Unite d’habitation of Marseille
The Unite d’habitation of Marseille, the first commission received by Le Corbusier from the French State, is one of his most iconic projects and one of the basic reference points for any architect. Planning was begun immediately after the Second World War (1945-1946) and construction began in 1951. The work, of an unprecedented magnitude for its designer, was delayed by budgetary constraints and so it took five years to complete, rather than the 12 months initially forecast.
With his system of communal housing, Le Corbusier opposed de-urbanisation or, as he called it, the “mania of single-family houses”. In place of this, he advocated skyscrapers as units of integrated urban architecture which would achieve an exact, established function and occupy a pre-determined space. If the requirements for the services of community could be precisely conformed to, the dream of the garden-city would be achieved, as at the base of each skyscraper there would be enough space for a large green area.
The Unit, designed as a “vertical garden-city”, contrary to the construction of chalets, was planned on four different sites before finding its place on the Boulevard Michelet, Cité radieuse Le Corbusier 280, in the “elegant neighbourhoods” of Marseille, France.
The project was Le Corbusier’s first opportunity to put in practice the theories of rate of scale which would precede “the Modulor”. At the same time, it constituted an innovative vision of the integration of a distribution system of goods and autonomous services, which would exist to support the housing unit, satisfying the needs of its residents and guaranteeing an autonomy of functionality in relation to the outside world. This self-sufficient state envisaged by Le Corbusier was the expression of a concern which began to surface in the 1920’s in his analyses of urban phenomena of distribution and circulation, which had begun to have an effect on modern society.

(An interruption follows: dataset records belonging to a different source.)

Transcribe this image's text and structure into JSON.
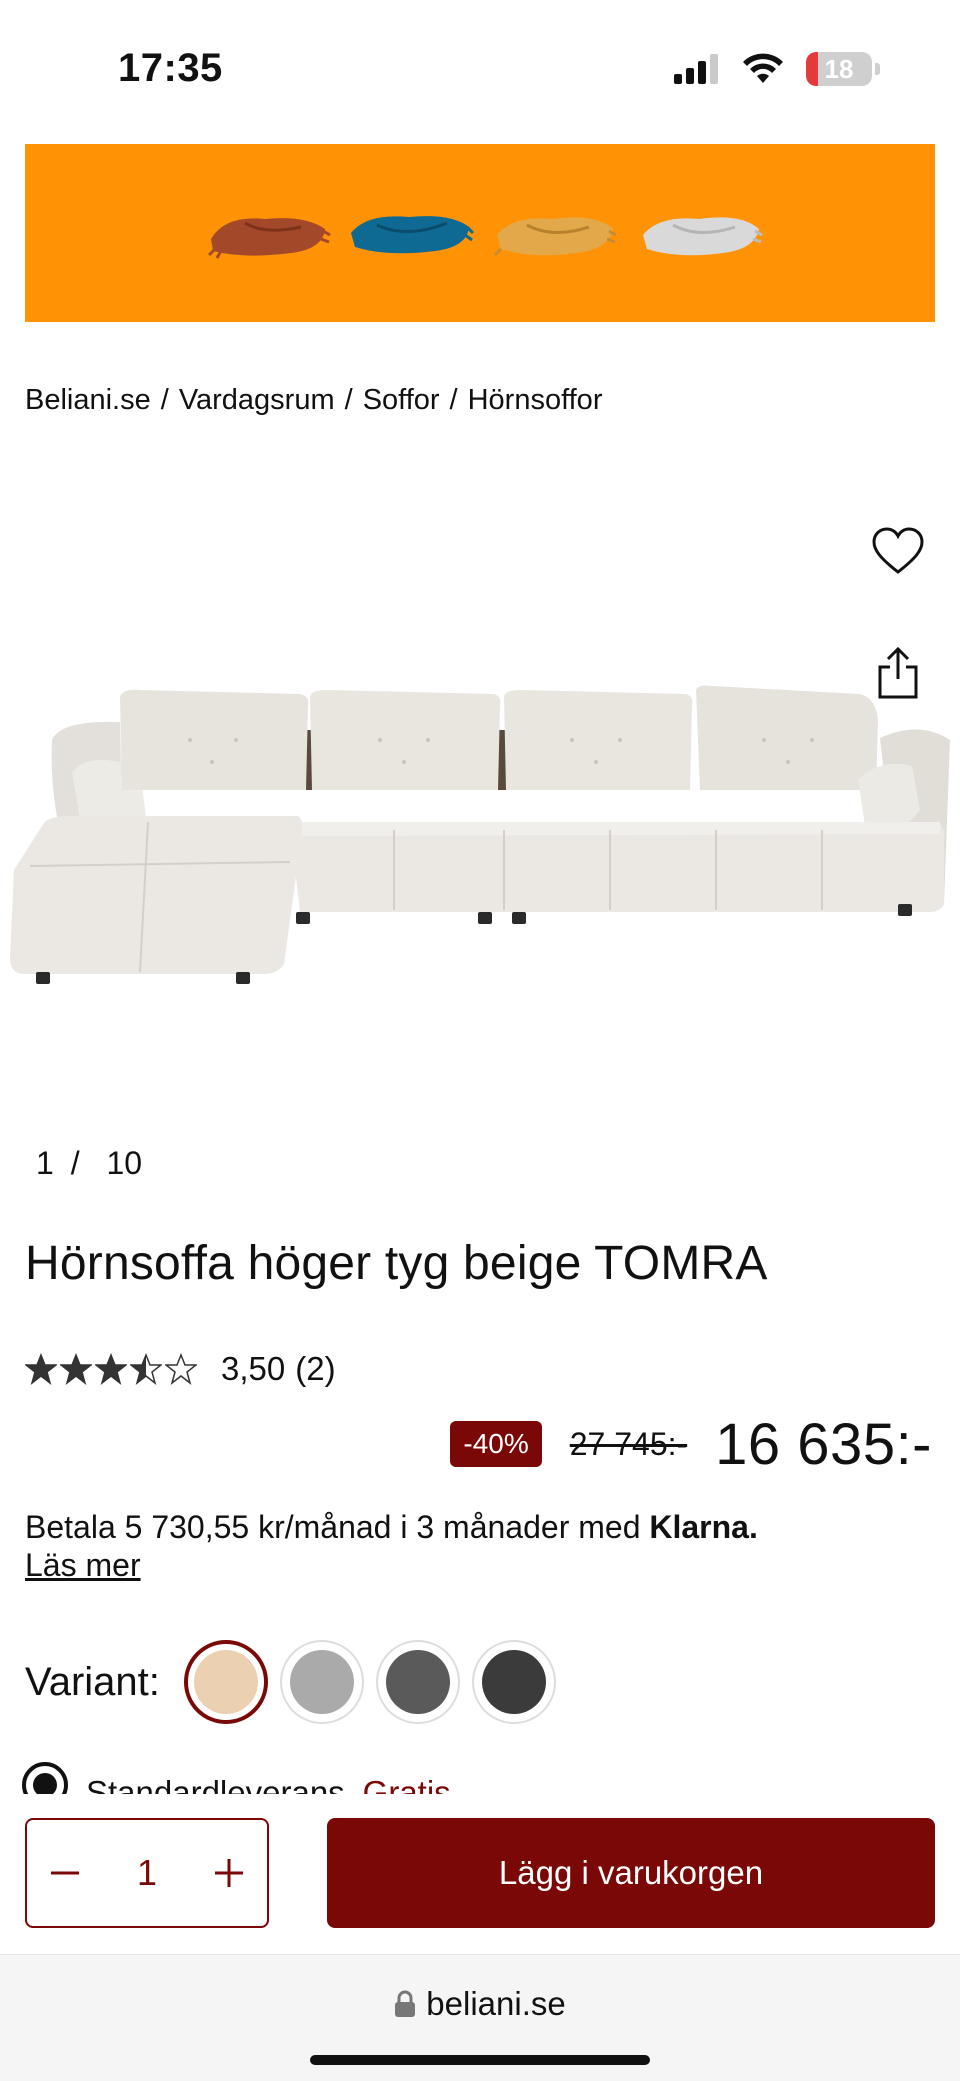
{
  "status_bar": {
    "time": "17:35",
    "battery_level": "18",
    "battery_fraction": 0.18,
    "icons": [
      "signal-icon",
      "wifi-icon",
      "battery-icon"
    ]
  },
  "promo_banner": {
    "background": "#ff9305",
    "blanket_colors": [
      "#a4482a",
      "#0e6a92",
      "#e3a84a",
      "#d9d9d9"
    ]
  },
  "breadcrumb": {
    "items": [
      "Beliani.se",
      "Vardagsrum",
      "Soffor",
      "Hörnsoffor"
    ],
    "separator": "/"
  },
  "gallery": {
    "current": "1",
    "separator": "/",
    "total": "10",
    "actions": [
      "heart-icon",
      "share-icon"
    ]
  },
  "product": {
    "title": "Hörnsoffa höger tyg beige TOMRA",
    "rating_value": "3,50",
    "rating_count": "(2)",
    "rating_stars": 3.5,
    "rating_max": 5
  },
  "price": {
    "discount": "-40%",
    "old": "27 745:-",
    "new": "16 635:-"
  },
  "klarna": {
    "text": "Betala 5 730,55 kr/månad i 3 månader med",
    "brand": "Klarna.",
    "link": "Läs mer"
  },
  "variant": {
    "label": "Variant:",
    "swatches": [
      "#ecd0b2",
      "#aaaaaa",
      "#5a5a5a",
      "#3c3b3b"
    ],
    "selected_index": 0
  },
  "delivery": {
    "label": "Standardleverans",
    "price": "Gratis"
  },
  "cart": {
    "quantity": "1",
    "add_label": "Lägg i varukorgen"
  },
  "browser": {
    "url": "beliani.se"
  },
  "colors": {
    "accent": "#7a0806",
    "promo_orange": "#ff9305"
  }
}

It was specifically planned to rehouse the victims of those neighbourhoods destroyed in the city and put in motion a principle whose development began with the “housing villa” and the “jagged blocks” of 1922.
In 1950, Le Corbusier developed a module concept: a new system of proportions based on the Renaissance, which substitutes the traditional metric decimal system.
This measurement system was based on the measurements of the human being, entirely the opposite of the decimal system. In the words of Le Corbusier, “a machine, a piece of furniture or a newspaper are extensions of man. And architecture, and as a result every object created for man, must not only impact on a mental or emotional level but also on a more physical or bodily level”. Projects like the Marseille Housing Unit (1947-1952, France), the chapel at Ronchamp (1950-1954, France) and the city of Chandigarh in India are based on this modular system.
Conception of the idea
The principles which formed it became an idea of architecture as a product of rationality; an instrument to delineate a social system as a system of reason. In it were incorporated principles of functionality and economy, acknowledging in the architecture a means of organising the urban space and offering improved possibilities for human groups. The creation of a new means of circulation, functional organisation, conception of a system of integrated relations: all these possibilities were used in a disciplined way and reflected the great desire to intervene in the architectural process and modern societies.
The Marseille Housing Units project is comprised of an architectural unit which houses 1600 people, in which the apartments are suitable for individual persons or urban centres.
The building is an enormous construction, 140 metres long, 24 metres wide and 56 metres tall. It allowed for an internal functioning of more than 26 independent services. Each floor contains 58 duplex apartments, accessible from a large internal corridor every three floors: “streets in the air”. Some apartments occupy the same floor as the corridor and one below, others the corridor and one above.
Inside the building, the 337 apartments cross one another in the huge, reinforced concrete framework. Halfway up, a two-floor commercial area extends 135 metres along the building, in which there also function rooms, a restaurant, a hotel, a laundry and other supply services.
Communal areas on the roof
Another interesting aspect of the housing unit consists of the use of the roof as a function centre; one of the spaces with the most vitality. It includes:
- a 300m athletics track
- a covered gymnasium
- a club
- a health centre
- a nursery, and
- a social space
These services were located in order to take advantage of the conditions of visibility provided by the height of the building, between hills and the sea, thereby enriching the life experiences of the residents.
The structure is based on one block, raised on free-standing pillars, which allows for the whole ground space to be freed-up for gardens and leisure space, with its reinforced concrete structure acting like a shelf over the top.
On these stilts, the building was designed in a way which allows for a great permeability at ground level, which acts as a communication space between the exterior and interior and provides access to the vertical communications.
The cross-sections demonstrates how two apartment spaces with corridors are interconnected in a way which creates a central access corridor every three levels, optimising the circulation space.
These concepts would become part of the iconography of Le Corbusier, which thus demonstrated the need for a relationship between construction and the urban environment.
The materials used are reinforced concrete with a visible coating and glass, without decoration and without any elegance, indoors as well as out.
The façade, protected by canopies, was prefabricated with elements of the same material.